Everything you need to know to
spot a bald eagle during your trip
Alaska’s Bald Eagles
The beautiful and majestic bald eagle has flown supreme over Alaska for generations.
Within the oral traditions of the Tlingit and Haida peoples of the Inside Passage, there is a story about a man who married an eagle. Now, this man was not a good hunter, but with special coats given to him by his new brothers-in-law, the man was able to catch cod, salmon, halibut, and seal easily. The man became a good provider, bringing food to his old mother and (depending on the version of the story) showing his brothers where to catch fish or protecting his mother from people who wanted to do her harm.
The Eagle represents power and is one of two moieties (or halves), along with Raven, of the Tlingit, Haida, and Eyak people.
All About Eagles
While bald eagles live throughout the United States and Canada, Alaska is home to more than 30,000 bald eagles – estimated at 75% of the breeding population.
You’ll see these large, powerful birds throughout much of our state, perching on old-growth spruce along the coastline of the Inside Passage, or in giant cottonwood trees near inland rivers and large waterways. (They’re usually on the lookout for fish and the occasional small bird or mammal to feed their families.)
Bald eagles are huge, weighing up to 14 pounds and with wingspans up to 7 feet wide. It may be no surprise then that the young chicks have the fastest growth rate of any North American bird, gaining approximately 6 ounces each day until they leave the nest sometime in August or September. These brown-and-white-streaked young birds are often mistaken for golden eagles until they develop their distinctive white head around 5 years of age.
Naturalist tip: If you want to tell a golden eagle from an immature bald eagle, check out the legs. The golden eagle’s legs are completely covered with feathers, while the immature bald eagle shows off his (or her) bare legs.
The Life of an Eagle
Starting in February, you may see a pair of eagles spinning and falling through the air, talons locked. Even though bald eagles mate for life, these aerial acrobatics reinforce the bond during their annual courtship display. Forget flowers and chocolates – fish for dinner is the eagle’s favorite meal.
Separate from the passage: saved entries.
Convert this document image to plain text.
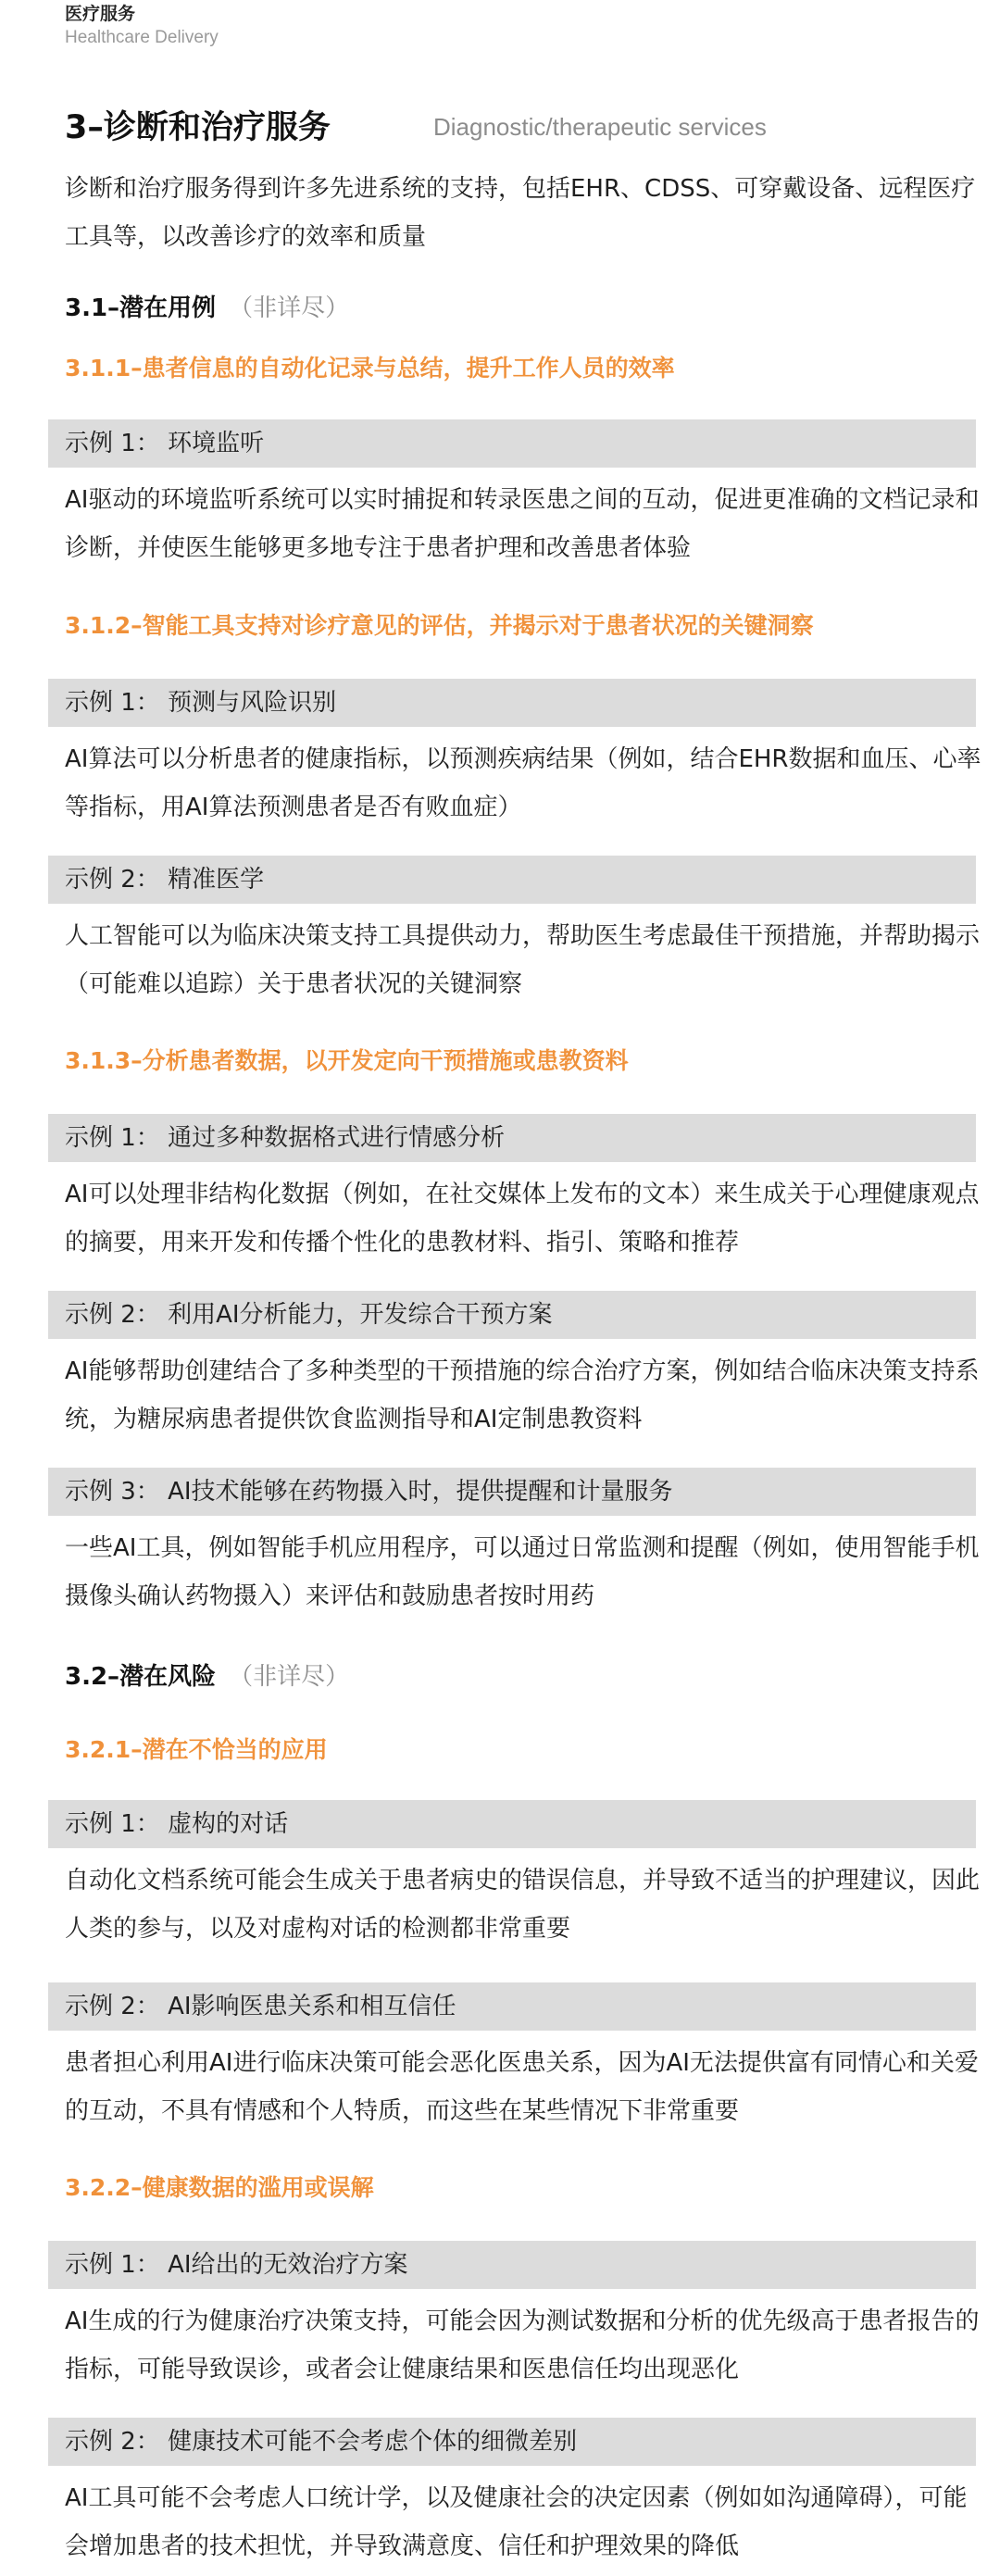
医疗服务
Healthcare Delivery
3–诊断和治疗服务	Diagnostic/therapeutic services
诊断和治疗服务得到许多先进系统的支持，包括EHR、CDSS、可穿戴设备、远程医疗工具等，以改善诊疗的效率和质量
3.1–潜在用例 （非详尽）
3.1.1–患者信息的自动化记录与总结，提升工作人员的效率
示例 1： 环境监听
AI驱动的环境监听系统可以实时捕捉和转录医患之间的互动，促进更准确的文档记录和诊断，并使医生能够更多地专注于患者护理和改善患者体验
3.1.2–智能工具支持对诊疗意见的评估，并揭示对于患者状况的关键洞察
示例 1： 预测与风险识别
AI算法可以分析患者的健康指标，以预测疾病结果（例如，结合EHR数据和血压、心率等指标，用AI算法预测患者是否有败血症）
示例 2： 精准医学
人工智能可以为临床决策支持工具提供动力，帮助医生考虑最佳干预措施，并帮助揭示（可能难以追踪）关于患者状况的关键洞察
3.1.3–分析患者数据，以开发定向干预措施或患教资料
示例 1： 通过多种数据格式进行情感分析
AI可以处理非结构化数据（例如，在社交媒体上发布的文本）来生成关于心理健康观点的摘要，用来开发和传播个性化的患教材料、指引、策略和推荐
示例 2： 利用AI分析能力，开发综合干预方案
AI能够帮助创建结合了多种类型的干预措施的综合治疗方案，例如结合临床决策支持系统，为糖尿病患者提供饮食监测指导和AI定制患教资料
示例 3： AI技术能够在药物摄入时，提供提醒和计量服务
一些AI工具，例如智能手机应用程序，可以通过日常监测和提醒（例如，使用智能手机摄像头确认药物摄入）来评估和鼓励患者按时用药
3.2–潜在风险 （非详尽）
3.2.1–潜在不恰当的应用
示例 1： 虚构的对话
自动化文档系统可能会生成关于患者病史的错误信息，并导致不适当的护理建议，因此人类的参与，以及对虚构对话的检测都非常重要
示例 2： AI影响医患关系和相互信任
患者担心利用AI进行临床决策可能会恶化医患关系，因为AI无法提供富有同情心和关爱的互动，不具有情感和个人特质，而这些在某些情况下非常重要
3.2.2–健康数据的滥用或误解
示例 1： AI给出的无效治疗方案
AI生成的行为健康治疗决策支持，可能会因为测试数据和分析的优先级高于患者报告的指标，可能导致误诊，或者会让健康结果和医患信任均出现恶化
示例 2： 健康技术可能不会考虑个体的细微差别
AI工具可能不会考虑人口统计学，以及健康社会的决定因素（例如如沟通障碍），可能会增加患者的技术担忧，并导致满意度、信任和护理效果的降低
Eggs – typically two – are laid in April. As you travel around Alaska in spring and summer, look for nests in tall trees with good waterfront views. These massive structures can be up to 12 feet wide, 3 feet deep, and weight up to 1 ton! If you’re lucky, starting in May, you may see fuzzy young birds peeking over the nest’s edge, looking for their next meal.
How to Spot Bald Eagles
Bald eagles are most common along the Inside Passage and in Southcentral and Southwest Alaska, although they may be found throughout the state.
You’ll typically see eagles flying along coastal areas and anywhere there is a large body of water with healthy fish populations. Bald eagles tend to congregate during the cooler months when they’re not busy raising eaglets. Two reliable spots to cast your eye on eagles are along the Inside Passage.
In late April, the community of Wrangell hosts the Stikine River Birding Festival, where thousands of bald eagles cruise the Stikine River looking for hooligan – a type of small, oily fish also known as eulachon. Keep an eye out for opportunistic behavior – the eagles have lots of competition from thousands of gulls who also want a tasty meal.
In fall, bald eagles congregate around open water, looking for late salmon runs and an easy meal of spawned-out salmon. Visitors to the Chilkat Bald Eagle Preserve near Haines can see up to 4,000 bald eagles soaring above the Chilkat River or perched on cottonwood trees near the river’s delta during the annual Haines Bald Eagle Festival each November.
In Sitka, Juneau, and Anchorage, rehabilitation centers care for injured eagles year-round, releasing them back into the wild when possible. Birds that can’t be released become education birds, teaching schoolchildren and visitors about the beauty of wild birds and the wild places they call home.